Friday, 29 February 2008
Off the Wall
Always prohibitively expensive to buy, vitreous enamel signs are the brilliantly colourful 'Street Jewellery' of the English scene. Most of my collection was levered off walls in the seventies from the top of precipitously-leaning ladders. With the express permission of shopkeepers, of course. All very well and typical of long-haired designer fads of the age, but these days I somehow prefer to see them still up on the wall where everyone can enjoy them. How untypically egalatarian is that of me? So I was very pleased to see these signs still in their original position on a shop wall in Bluntisham, Cambridgeshire. The Brooke Bond tea sign was once one of the most ubiquitous, but what I like here are the two sizes of Sunlight signs.
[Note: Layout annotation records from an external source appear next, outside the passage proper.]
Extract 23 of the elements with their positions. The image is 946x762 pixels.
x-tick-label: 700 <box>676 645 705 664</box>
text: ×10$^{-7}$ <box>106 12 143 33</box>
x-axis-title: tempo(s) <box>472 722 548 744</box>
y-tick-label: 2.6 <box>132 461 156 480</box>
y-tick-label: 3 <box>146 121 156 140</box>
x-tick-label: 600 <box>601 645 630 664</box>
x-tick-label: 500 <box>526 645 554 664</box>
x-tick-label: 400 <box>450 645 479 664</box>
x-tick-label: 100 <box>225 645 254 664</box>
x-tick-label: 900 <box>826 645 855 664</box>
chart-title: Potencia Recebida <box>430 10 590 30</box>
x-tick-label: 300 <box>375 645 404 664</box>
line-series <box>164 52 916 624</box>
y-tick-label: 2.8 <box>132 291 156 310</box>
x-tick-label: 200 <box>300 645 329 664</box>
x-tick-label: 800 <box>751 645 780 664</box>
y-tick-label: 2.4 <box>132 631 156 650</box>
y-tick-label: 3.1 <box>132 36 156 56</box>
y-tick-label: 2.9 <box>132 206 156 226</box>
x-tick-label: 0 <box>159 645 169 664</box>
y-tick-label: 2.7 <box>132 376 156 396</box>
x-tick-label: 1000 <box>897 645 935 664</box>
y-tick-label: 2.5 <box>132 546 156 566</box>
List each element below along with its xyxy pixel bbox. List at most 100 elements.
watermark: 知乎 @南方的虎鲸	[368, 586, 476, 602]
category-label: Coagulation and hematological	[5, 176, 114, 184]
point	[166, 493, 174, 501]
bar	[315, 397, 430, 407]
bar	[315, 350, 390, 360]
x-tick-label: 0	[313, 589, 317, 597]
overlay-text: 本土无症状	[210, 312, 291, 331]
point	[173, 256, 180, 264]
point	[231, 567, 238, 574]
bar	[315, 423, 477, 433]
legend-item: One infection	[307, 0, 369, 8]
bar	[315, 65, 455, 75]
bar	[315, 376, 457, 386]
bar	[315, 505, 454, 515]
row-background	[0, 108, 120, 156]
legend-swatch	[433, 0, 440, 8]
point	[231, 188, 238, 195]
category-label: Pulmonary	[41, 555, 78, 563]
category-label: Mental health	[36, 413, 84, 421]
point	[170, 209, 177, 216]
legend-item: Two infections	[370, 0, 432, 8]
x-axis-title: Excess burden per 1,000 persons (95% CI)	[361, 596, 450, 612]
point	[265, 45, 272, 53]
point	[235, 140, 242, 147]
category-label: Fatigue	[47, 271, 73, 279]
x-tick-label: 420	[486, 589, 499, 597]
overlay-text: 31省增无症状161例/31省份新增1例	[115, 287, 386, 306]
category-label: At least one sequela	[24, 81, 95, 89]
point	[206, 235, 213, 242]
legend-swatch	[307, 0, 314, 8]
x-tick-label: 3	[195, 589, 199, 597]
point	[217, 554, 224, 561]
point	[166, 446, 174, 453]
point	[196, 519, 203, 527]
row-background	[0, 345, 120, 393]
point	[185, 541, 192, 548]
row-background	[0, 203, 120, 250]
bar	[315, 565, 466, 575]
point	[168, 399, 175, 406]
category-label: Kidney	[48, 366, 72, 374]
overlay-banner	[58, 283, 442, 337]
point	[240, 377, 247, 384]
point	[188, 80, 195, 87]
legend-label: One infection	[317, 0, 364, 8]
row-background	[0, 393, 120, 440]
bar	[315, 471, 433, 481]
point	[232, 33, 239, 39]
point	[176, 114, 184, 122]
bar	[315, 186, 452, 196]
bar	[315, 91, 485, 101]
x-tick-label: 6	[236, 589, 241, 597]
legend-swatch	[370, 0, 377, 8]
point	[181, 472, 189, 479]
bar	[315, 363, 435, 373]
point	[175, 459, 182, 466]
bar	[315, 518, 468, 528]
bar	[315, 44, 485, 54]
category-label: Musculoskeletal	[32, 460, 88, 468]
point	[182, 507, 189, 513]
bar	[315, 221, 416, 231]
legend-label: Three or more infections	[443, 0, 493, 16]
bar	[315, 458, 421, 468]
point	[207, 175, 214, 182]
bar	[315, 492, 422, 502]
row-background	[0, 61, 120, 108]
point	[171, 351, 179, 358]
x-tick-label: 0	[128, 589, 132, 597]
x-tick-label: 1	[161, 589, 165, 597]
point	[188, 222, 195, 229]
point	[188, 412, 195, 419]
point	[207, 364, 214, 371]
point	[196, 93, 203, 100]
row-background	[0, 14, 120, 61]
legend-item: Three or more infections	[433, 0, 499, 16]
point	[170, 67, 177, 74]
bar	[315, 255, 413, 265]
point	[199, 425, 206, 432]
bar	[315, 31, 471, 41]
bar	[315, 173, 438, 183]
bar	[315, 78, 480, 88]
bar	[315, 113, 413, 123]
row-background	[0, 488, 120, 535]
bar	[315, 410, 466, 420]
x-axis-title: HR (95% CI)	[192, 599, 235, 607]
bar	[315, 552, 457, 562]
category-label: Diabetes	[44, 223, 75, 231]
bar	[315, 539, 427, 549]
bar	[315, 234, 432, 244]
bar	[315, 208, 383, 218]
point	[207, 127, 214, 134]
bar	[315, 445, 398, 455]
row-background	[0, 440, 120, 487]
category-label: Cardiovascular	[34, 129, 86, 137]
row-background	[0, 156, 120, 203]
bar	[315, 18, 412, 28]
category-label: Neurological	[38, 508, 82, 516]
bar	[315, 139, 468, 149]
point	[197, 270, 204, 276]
It's as if the soap rep turned up, got out the sign catalogue and the shopkeeper said 'I'll have one of each'. They all bring back a painful memory. A little shop in the Highfields district of Leicester was closing, and outside was a Player's Cigarettes enamel sign, complete with the Hero sailor in glorious colour. I asked the little old lady if there was any chance I could have it when the shop finally shut. It was promised, I was over-joyed. Returning a couple of months later I saw that the sign was gone, just the empty frame staring blankly at me. On asking for it the lady said 'But you've already been in and had it'. Not me I said, gripping the counter. 'But he had a beard' was the only reply I heard as I went out.